Selain itu, teridentifikasi dua sumber air artesis, satu di sisi barat dan satu di tenggara, yang berfungsi sebagai pemasok utama air. Namun, pagar keliling situs belum ditemukan, menandakan bahwa situs ini kemungkinan tidak berdiri sendiri.

Petirtaan tempat mandi raja ini disebut Situs Sumberbeji, di desa Kesamben, Ngoro, Jombang. Tangkap layar video instagram@jombanginformasi
Meskipun banyak struktur ditemukan, pagar keliling yang diduga ada belum ditemukan. Situs ini telah ditetapkan sebagai Cagar Budaya Peringkat Nasional.
Situs Sumberbeji di Jombang diyakini merupakan peninggalan dari era Kerajaan Airlangga Kahuripan, yang berfungsi sebagai petirtaan atau kolam pemandian.

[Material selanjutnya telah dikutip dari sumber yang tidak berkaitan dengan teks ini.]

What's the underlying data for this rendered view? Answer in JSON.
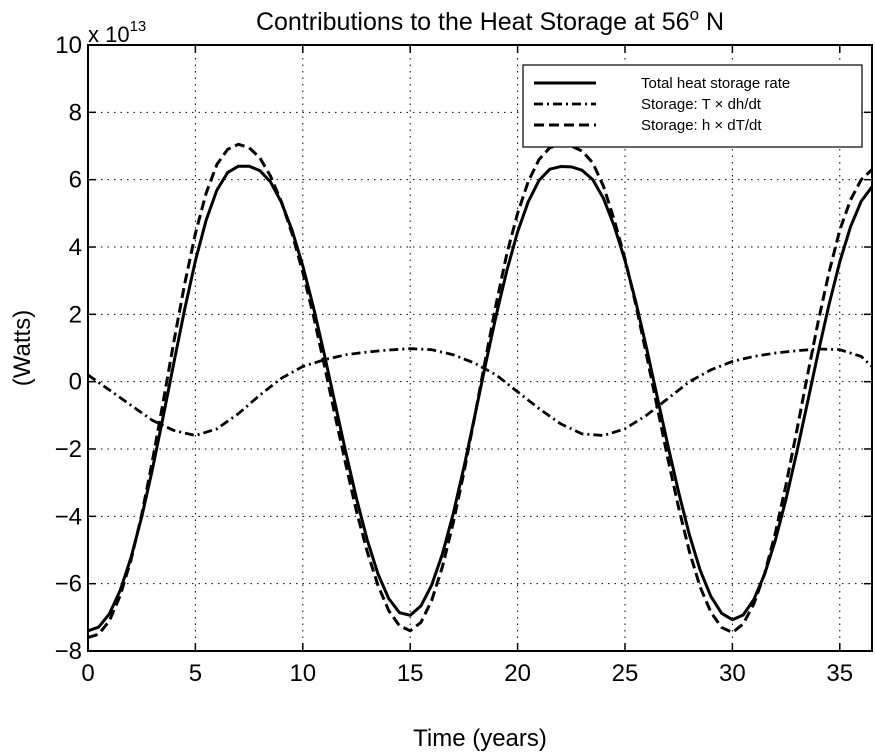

Ekskavasi di titik 14 meter di Situs Sumberbeji dihentikan, karena khawatir tanah di atasnya akan ambruk dan menutupi lubang air masuk.
Tim arkeolog menemukan saluran air masuk dan keluar, namun penggalian tidak dapat dilanjutkan lebih jauh karena lokasi tersebut berada di luar lahan milik masyarakat.

Para pekerja sedang aktif menggali kelengkapan situs Sumber Beji.
Mereka juga mencatat bahwa saluran buang telah teridentifikasi sepanjang 14 meter, dan jika ada pembebasan lahan di masa depan, ekskavasi dapat dilanjutkan untuk menelusuri lebih jauh.
Dibangun pada abad ke-11 atau ke-12, situs ini mencerminkan praktik ritual dan budaya pada masa itu. Struktur yang ditemukan, seperti jaladwara dan saluran air, menunjukkan bahwa tempat ini digunakan oleh pejabat tinggi kerajaan.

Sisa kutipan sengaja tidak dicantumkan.